Water System Connection Backed

SNOW HILL – Plans to connect the Ocean Pines and Glen Riddle water systems were endorsed by the County Commissioners this week.

The Ocean Pines Service Area Advisory Board backed the plan in a mid-July memorandum. The 12,000-resident, year-round community needed more water, but another well would have cost too much, said Advisory Board Chair Dart Way. A new well in Ocean Pines, on the south side of the community, would have cost $2 million and required tapping into a deeper aquifer of iron-laced water.

“There was a problem. We didn’t really have the land for it. We looked at sharing in other directions but there was no capacity,” Way said.

A connection with Glen Riddle, which has been under discussion for about a year, is the lowest cost option, he said.

“It’s the rate payers of Ocean Pines who would pay for it,” Way said.

The interconnection will save the ratepayers money compared to the other options.

“It’s the cheapest option and we will need more water when we build out,” said Way.

The service area will also sell capacity to surrounding communities. Already, the service area has agreed to provide water and wastewater service, at a higher rate, to Pennington Commons and Bay Point Plantation.

“That’s all money in our pockets that the ratepayers of Ocean Pines do not have to pay,” Way said.

The connecting pipe will run through Bay Point Plantation and under Turville Creek.

Staff also encouraged the County Commissioners to give the nod to the interconnection.

“We believe it can be done,” said Public Works Director John Tustin.

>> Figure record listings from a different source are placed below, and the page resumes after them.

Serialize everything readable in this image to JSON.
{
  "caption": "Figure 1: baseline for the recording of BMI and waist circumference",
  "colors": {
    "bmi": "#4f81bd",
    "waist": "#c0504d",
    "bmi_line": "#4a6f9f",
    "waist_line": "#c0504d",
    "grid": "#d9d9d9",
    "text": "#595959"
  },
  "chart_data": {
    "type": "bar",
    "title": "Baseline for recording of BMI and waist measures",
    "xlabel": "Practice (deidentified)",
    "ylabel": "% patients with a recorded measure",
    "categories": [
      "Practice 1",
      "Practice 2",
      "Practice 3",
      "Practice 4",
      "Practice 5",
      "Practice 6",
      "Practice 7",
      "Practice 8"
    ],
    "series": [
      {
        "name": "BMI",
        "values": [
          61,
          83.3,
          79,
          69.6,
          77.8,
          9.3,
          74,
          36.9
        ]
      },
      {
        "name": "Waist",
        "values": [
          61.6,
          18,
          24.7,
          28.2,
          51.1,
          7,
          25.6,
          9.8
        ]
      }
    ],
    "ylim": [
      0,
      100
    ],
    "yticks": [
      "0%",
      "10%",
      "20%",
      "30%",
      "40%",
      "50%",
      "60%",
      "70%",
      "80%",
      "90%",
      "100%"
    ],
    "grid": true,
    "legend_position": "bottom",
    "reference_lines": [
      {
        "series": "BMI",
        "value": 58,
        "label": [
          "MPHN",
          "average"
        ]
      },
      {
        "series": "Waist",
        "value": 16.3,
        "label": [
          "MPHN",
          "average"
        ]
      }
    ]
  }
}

Another option proposed in the past, to lay the pipe down Route 589 and then along Route 50, was rejected for high costs.

Commissioner Louise Gulyas worried the pipe would encourage development by making public water available.

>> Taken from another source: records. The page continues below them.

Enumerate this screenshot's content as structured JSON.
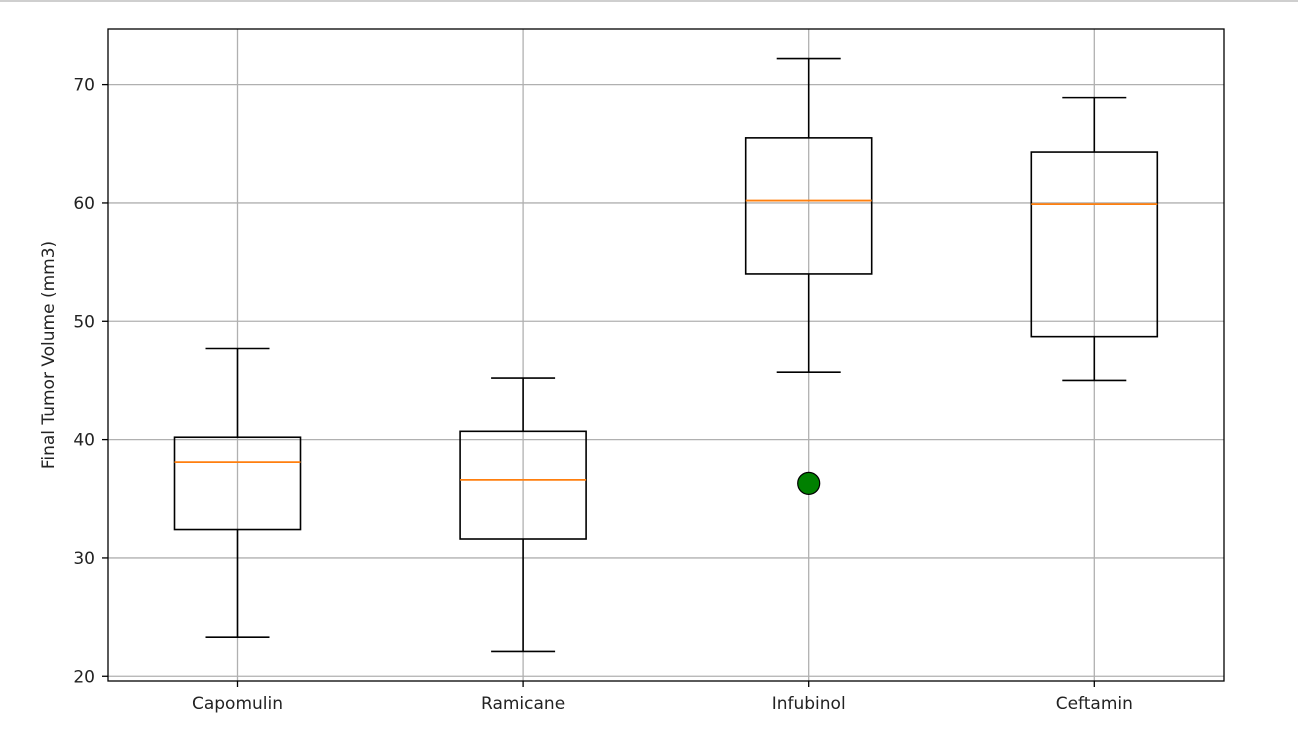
{
  "chart_data": {
    "type": "boxplot",
    "title": "",
    "xlabel": "",
    "ylabel": "Final Tumor Volume (mm3)",
    "ylim": [
      19.6,
      74.7
    ],
    "yticks": [
      20,
      30,
      40,
      50,
      60,
      70
    ],
    "grid": true,
    "categories": [
      "Capomulin",
      "Ramicane",
      "Infubinol",
      "Ceftamin"
    ],
    "boxes": [
      {
        "name": "Capomulin",
        "whislo": 23.3,
        "q1": 32.4,
        "med": 38.1,
        "q3": 40.2,
        "whishi": 47.7,
        "fliers": []
      },
      {
        "name": "Ramicane",
        "whislo": 22.1,
        "q1": 31.6,
        "med": 36.6,
        "q3": 40.7,
        "whishi": 45.2,
        "fliers": []
      },
      {
        "name": "Infubinol",
        "whislo": 45.7,
        "q1": 54.0,
        "med": 60.2,
        "q3": 65.5,
        "whishi": 72.2,
        "fliers": [
          36.3
        ]
      },
      {
        "name": "Ceftamin",
        "whislo": 45.0,
        "q1": 48.7,
        "med": 59.9,
        "q3": 64.3,
        "whishi": 68.9,
        "fliers": []
      }
    ],
    "colors": {
      "box": "#000000",
      "median": "#ff7f0e",
      "flier_fill": "#008000",
      "flier_edge": "#000000",
      "grid": "#b0b0b0"
    }
  }
}
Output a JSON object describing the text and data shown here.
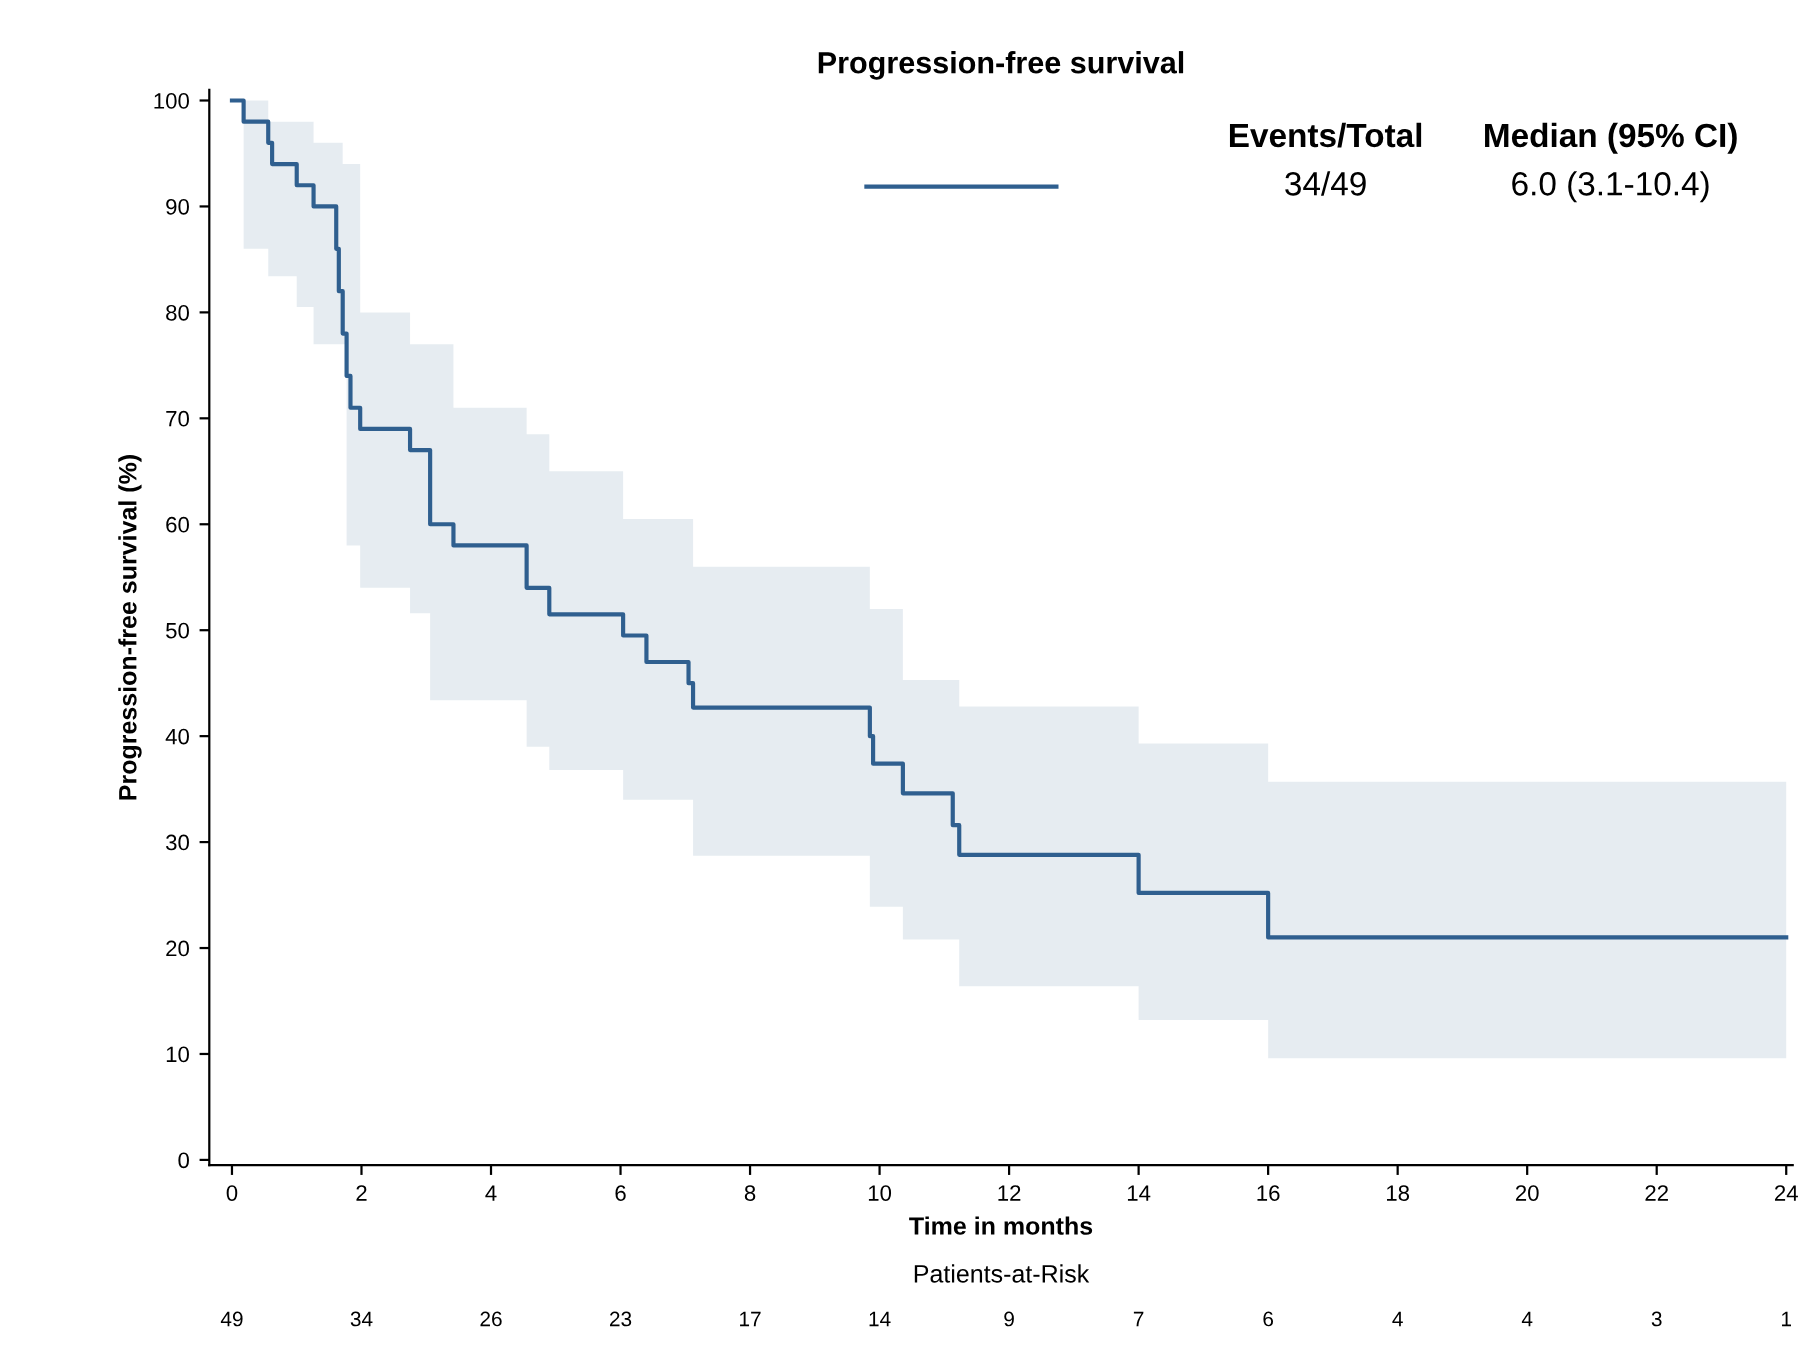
{
  "chart_data": {
    "type": "step",
    "title": "Progression-free survival",
    "xlabel": "Time in months",
    "ylabel": "Progression-free survival (%)",
    "xlim": [
      -0.35,
      24.1
    ],
    "ylim": [
      -0.5,
      101
    ],
    "xticks": [
      0,
      2,
      4,
      6,
      8,
      10,
      12,
      14,
      16,
      18,
      20,
      22,
      24
    ],
    "yticks": [
      0,
      10,
      20,
      30,
      40,
      50,
      60,
      70,
      80,
      90,
      100
    ],
    "grid": false,
    "series": [
      {
        "color": "#2f5f8f",
        "x": [
          0,
          0.18,
          0.56,
          0.62,
          1.0,
          1.26,
          1.61,
          1.65,
          1.71,
          1.77,
          1.83,
          1.98,
          2.75,
          3.06,
          3.42,
          4.55,
          4.9,
          6.04,
          6.4,
          7.05,
          7.12,
          9.85,
          9.9,
          10.36,
          11.13,
          11.23,
          14.0,
          16.0,
          24.0
        ],
        "values": [
          100,
          98,
          96,
          94,
          92,
          90,
          86,
          82,
          78,
          74,
          71,
          69,
          67,
          60,
          58,
          54,
          51.5,
          49.5,
          47,
          45,
          42.7,
          40,
          37.4,
          34.6,
          31.6,
          28.8,
          25.2,
          21,
          21
        ],
        "upper": [
          100,
          100,
          98,
          98,
          98,
          96,
          96,
          96,
          94,
          94,
          94,
          80,
          77,
          77,
          71,
          68.5,
          65,
          60.5,
          60.5,
          60.5,
          56,
          52,
          52,
          45.3,
          45.3,
          42.8,
          39.3,
          35.7,
          35.7
        ],
        "lower": [
          100,
          86,
          83.4,
          83.4,
          80.5,
          77,
          77,
          77,
          77,
          58,
          58,
          54,
          51.6,
          43.4,
          43.4,
          39,
          36.8,
          34,
          34,
          34,
          28.7,
          23.9,
          23.9,
          20.8,
          20.8,
          16.4,
          13.2,
          9.6,
          9.6
        ]
      }
    ],
    "annotations": [
      "Events/Total",
      "Median (95% CI)",
      "34/49",
      "6.0 (3.1-10.4)",
      "Patients-at-Risk",
      "49",
      "34",
      "26",
      "23",
      "17",
      "14",
      "9",
      "7",
      "6",
      "4",
      "4",
      "3",
      "1"
    ]
  }
}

The commissioners have already voted to add new language to the Worcester County Water and Sewer Plan to create a “no service” designation to forestall requests for hook-ups.

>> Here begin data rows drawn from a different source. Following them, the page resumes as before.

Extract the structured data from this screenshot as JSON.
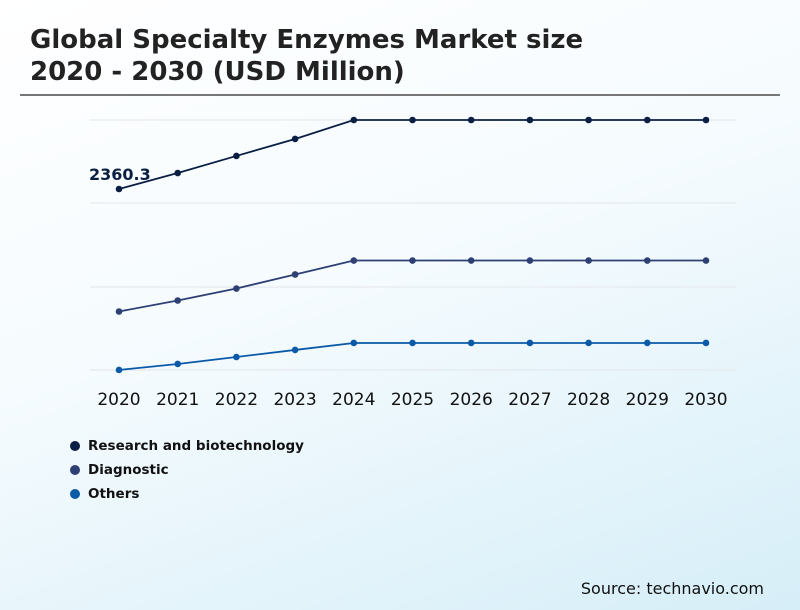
{
  "header": {
    "title_line1": "Global Specialty Enzymes Market size",
    "title_line2": "2020 - 2030 (USD Million)"
  },
  "source": "Source: technavio.com",
  "chart_data": {
    "type": "line",
    "title": "Global Specialty Enzymes Market size 2020 - 2030 (USD Million)",
    "categories": [
      "2020",
      "2021",
      "2022",
      "2023",
      "2024",
      "2025",
      "2026",
      "2027",
      "2028",
      "2029",
      "2030"
    ],
    "series": [
      {
        "name": "Research and biotechnology",
        "color": "#0b1f45",
        "values": [
          2360.3,
          2539,
          2730,
          2920,
          3132,
          3132,
          3132,
          3132,
          3132,
          3132,
          3132
        ]
      },
      {
        "name": "Diagnostic",
        "color": "#2e3f74",
        "values": [
          990,
          1113,
          1247,
          1404,
          1560,
          1560,
          1560,
          1560,
          1560,
          1560,
          1560
        ]
      },
      {
        "name": "Others",
        "color": "#0a5aa8",
        "values": [
          336,
          403,
          481,
          560,
          638,
          638,
          638,
          638,
          638,
          638,
          638
        ]
      }
    ],
    "data_labels": [
      {
        "series": 0,
        "index": 0,
        "text": "2360.3"
      }
    ],
    "ylim": [
      0,
      3132
    ],
    "grid": true,
    "y_axis_labels_shown": false,
    "legend_position": "bottom-left"
  }
}
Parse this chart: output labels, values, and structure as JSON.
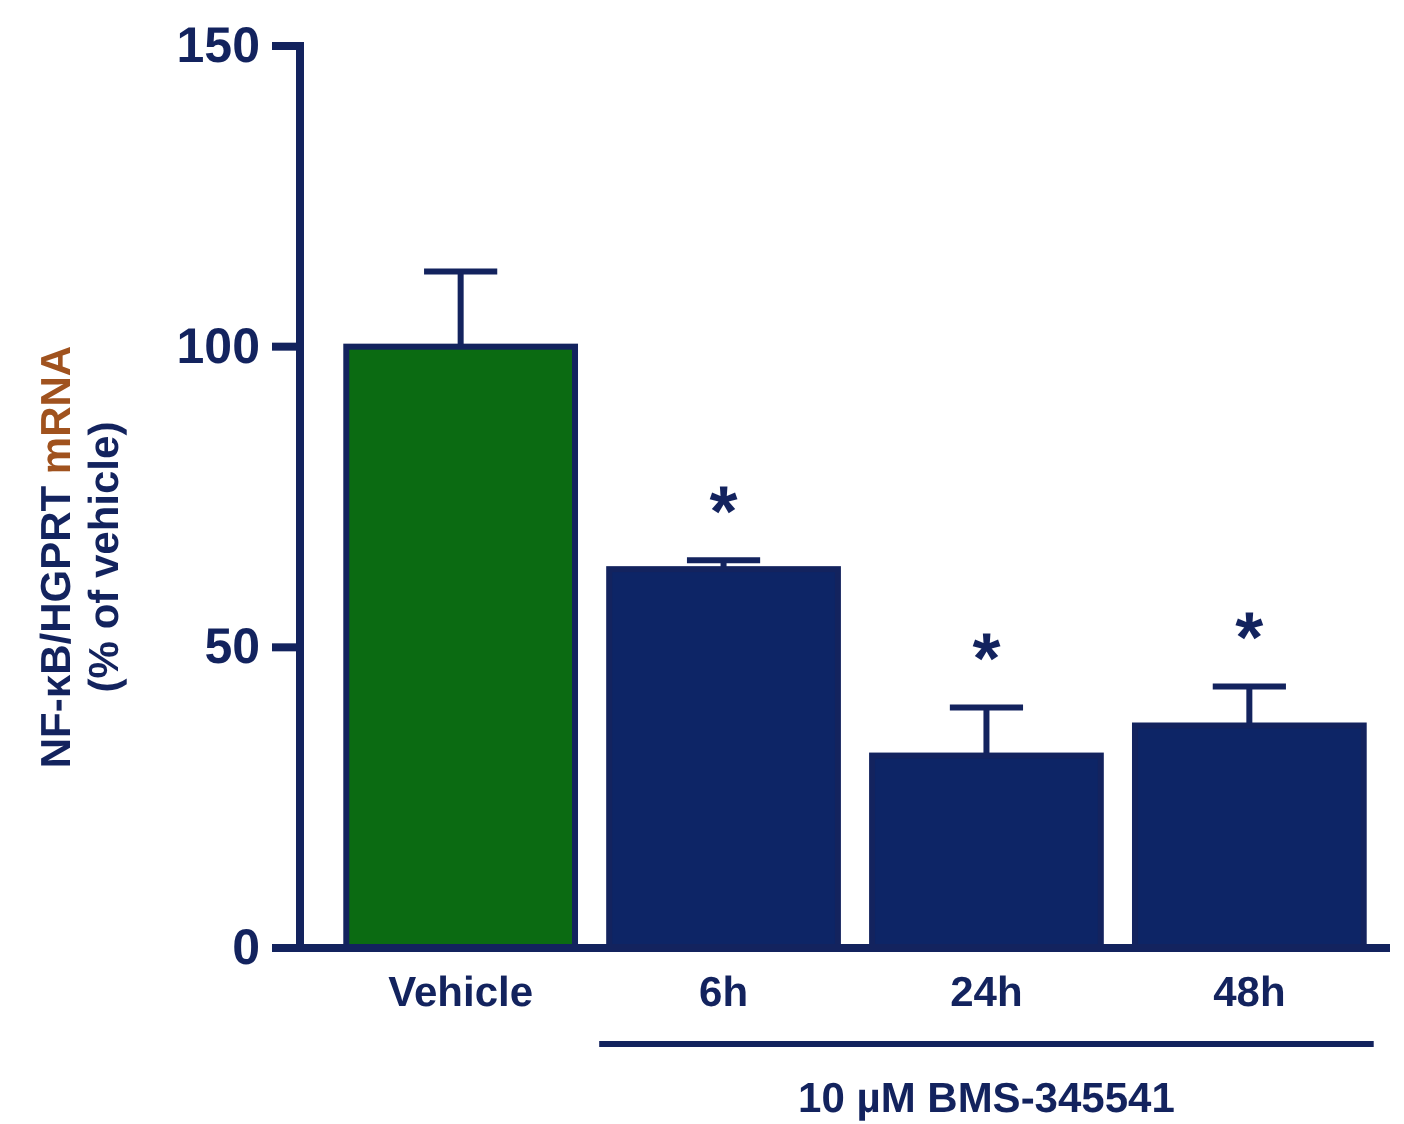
{
  "chart_data": {
    "type": "bar",
    "ylabel": "NF-κB/HGPRT mRNA\n(% of vehicle)",
    "categories": [
      "Vehicle",
      "6h",
      "24h",
      "48h"
    ],
    "values": [
      100,
      63,
      32,
      37
    ],
    "errors": [
      12.5,
      1.5,
      8,
      6.5
    ],
    "colors": [
      "#0b6b12",
      "#0d2566",
      "#0d2566",
      "#0d2566"
    ],
    "ylim": [
      0,
      150
    ],
    "yticks": [
      0,
      50,
      100,
      150
    ],
    "grid": false,
    "annotations": [
      "*",
      "*",
      "*",
      "10 µM BMS-345541"
    ]
  }
}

Gulyas said she had thought the idea was to run both water and septic lines down Route 589 to take septic systems off line.

The Greater Ocean Pines Sewer Service area, if and when it is created, will address septic systems, Tustin said.

“It just makes me very nervous when you run pipes under Turville Creek. I can just see all that land back there exploding,” Gulyas said. “Water can turn into another pipe that says ‘sewage’.”